The but, to the best of my knowledge, is that code conversions can be
state-dependent and if your iostream is buffered it's possible you're
trying to imbue a new locale in the middle of a state-dependent
conversion.
Best so to either all imbue before doing anything else or after
having flushed the streams' buffer.
Hoping not to be totally wrong 8-}
Juergen
--
\ Real name : Juergen Heinzl \ no flames /
\ EMail Private : juergen@manannan.org \ send money instead /
---
[ comp.std.c++ is moderated. To submit articles, try just posting with ]
[ your news-reader. If that fails, use mailto:std-c++@ncar.ucar.edu ]
[ --- Please see the FAQ before posting. --- ]
[ FAQ: http://www.jamesd.demon.co.uk/csc/faq.html ]
Author: kanze@gabi-soft.fr
Date: Tue, 14 Oct 2003 21:06:45 +0000 (UTC) Raw View
Chuck_McDevitt@c-o-m-c-a-s-t.net ("Chuck McDevitt") wrote in message
news:<2Ehib.745634$Ho3.185470@sccrnsc03>...
> Someone told me that when using standard iostreams, if you want to use
> imbue(), you have to call imbue() before opening the iostream to a
> file.
> Is this true?
It's not quite that bad, but...
> This would be a really nasty restriction:
There are more than a few nasty restrictions, linked with the use of the
codecvt facet in the filebuf. Basically, if rdbuf() != 0,
basic_ios::imbue calls rdbuf()->imbue. In the case of a filebuf, there
is a precondition: "If the file is not positioned at its beginning and
the encoding of the current locacle as determined by
a_codecvt.encoding() is state-dependent then that facet is the same as
the corresponding facet of loc.
This means that if you are using a non-state-dependant encoding, you can
change facets at will. If the file was one imbued with a state
dependant facet, however, you must take care to ensure that any imbued
locale contains the same codecvt facet; something along the lines of the
following would be safe:
typedef std::codecvt< char, char, std::char_traits< char >::state_type >
Cvt ;
stream.imbue(
std::locale(
desiredLocale,
std::use_facet< Cvt >( stream.rdbuf()->getloc() ) ) ) ;
Alternatively, you can avoid touching the locale of the filebuf by using
something like the following:
streambuf* save = source.rdbuf() ;
source.rdbuf( NULL ) ;
source.imbue( newLocale ) ;
source.rdbuf( save ) ;
This solution actually appeals to me as a means of managing the code
conversion in the filebuf separately from the locale used for
formatting/parsing.
> 1) you couldn't change locales part way through writing to/reading from a
> stream.
You can't in general. If the goal is to change the way e.g. numbers or
dates are parsed, see above. If the goal is to change the way the
stream is encoded, you can only do this if you have been using an
encoding without state previously.
For file types like HTML2 or XML, where you have to read into the file
in order to determine the encoding, you must start with plain ASCII (or
some other single byte encoding, like ISO 8859-1), and use that, hoping
for the best, until you can actually determine the encoding.

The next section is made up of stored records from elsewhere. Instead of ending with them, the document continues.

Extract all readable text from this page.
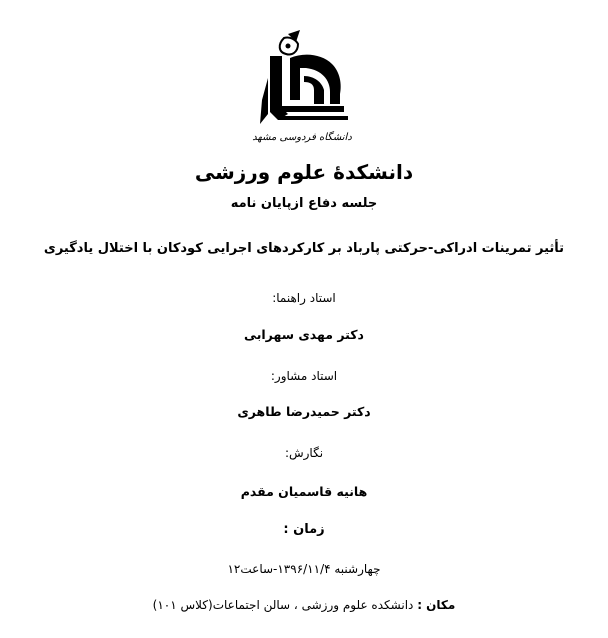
دانشگاه فردوسی مشهد
دانشکدهٔ علوم ورزشی
جلسه دفاع ازپایان نامه
تأثیر تمرینات ادراکی-حرکتی پارباد بر کارکردهای اجرایی کودکان با اختلال یادگیری
استاد راهنما:
دکتر مهدی سهرابی
استاد مشاور:
دکتر حمیدرضا طاهری
نگارش:
هانیه قاسمیان مقدم
زمان :
چهارشنبه ۱۳۹۶/۱۱/۴-ساعت۱۲
مکان : دانشکده علوم ورزشی ، سالن اجتماعات(کلاس ۱۰۱)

> 2) you couldn't construct an fstream from a FILE * and then call
> imbue(), since constructing from a FILE * means the file is already
> open.
You can't currently construct an fstream from a FILE* in a strictly
standard fstream; the ability to do so is an extension. So you must
check what the implementation says concerning the extension. Typically,
I would expect the same rules as after an open, i.e. those above.
> My guess is that it is legal to call imbue() at any time. What's the
> real answer?
Your guess is wrong.
--
James Kanze GABI Software mailto:kanze@gabi-soft.fr
Conseils en informatique orient e objet/ http://www.gabi-soft.fr
Beratung in objektorientierter Datenverarbeitung
11 rue de Rambouillet, 78460 Chevreuse, France, +33 (0)1 30 23 45 16
---
[ comp.std.c++ is moderated. To submit articles, try just posting with ]
[ your news-reader. If that fails, use mailto:std-c++@ncar.ucar.edu ]
[ --- Please see the FAQ before posting. --- ]
[ FAQ: http://www.jamesd.demon.co.uk/csc/faq.html ]
Author: rmaddox@isicns.com (Randy Maddox)
Date: Wed, 15 Oct 2003 02:05:26 +0000 (UTC) Raw View
Chuck_McDevitt@c-o-m-c-a-s-t.net ("Chuck McDevitt") wrote in message news:<2Ehib.745634$Ho3.185470@sccrnsc03>...
> Someone told me that when using standard iostreams, if you want to use
> imbue(), you have to call imbue() before opening the iostream to a file.
>
> Is this true? This would be a really nasty restriction:
>
> 1) you couldn't change locales part way through writing to/reading from a
> stream.
> 2) you couldn't construct an fstream from a FILE * and then call imbue(),
> since constructing from a FILE * means the file is already open.
>
> My guess is that it is legal to call imbue() at any time. What's the real
> answer?
>
>
The real answer is that while it is legal to call imbue() at any time,
the fact of the matter is that this can be quite unsafe. If you look
at any of the examples in the Standard (e.g., 22.2.8/4/5) you will
note that each stream is imubed with a locale PRIOR to any
input/output, which should be safe.
Also, if you have access to the Langer and Kreft text "Standard C++
IOStreams and Locales", which should definitely be on your bookshelf,
a note in 2.1.4 headed "A Note on Proper Imbuing" points out some of
the hazards of changing a stream's locale during ongoing input/output.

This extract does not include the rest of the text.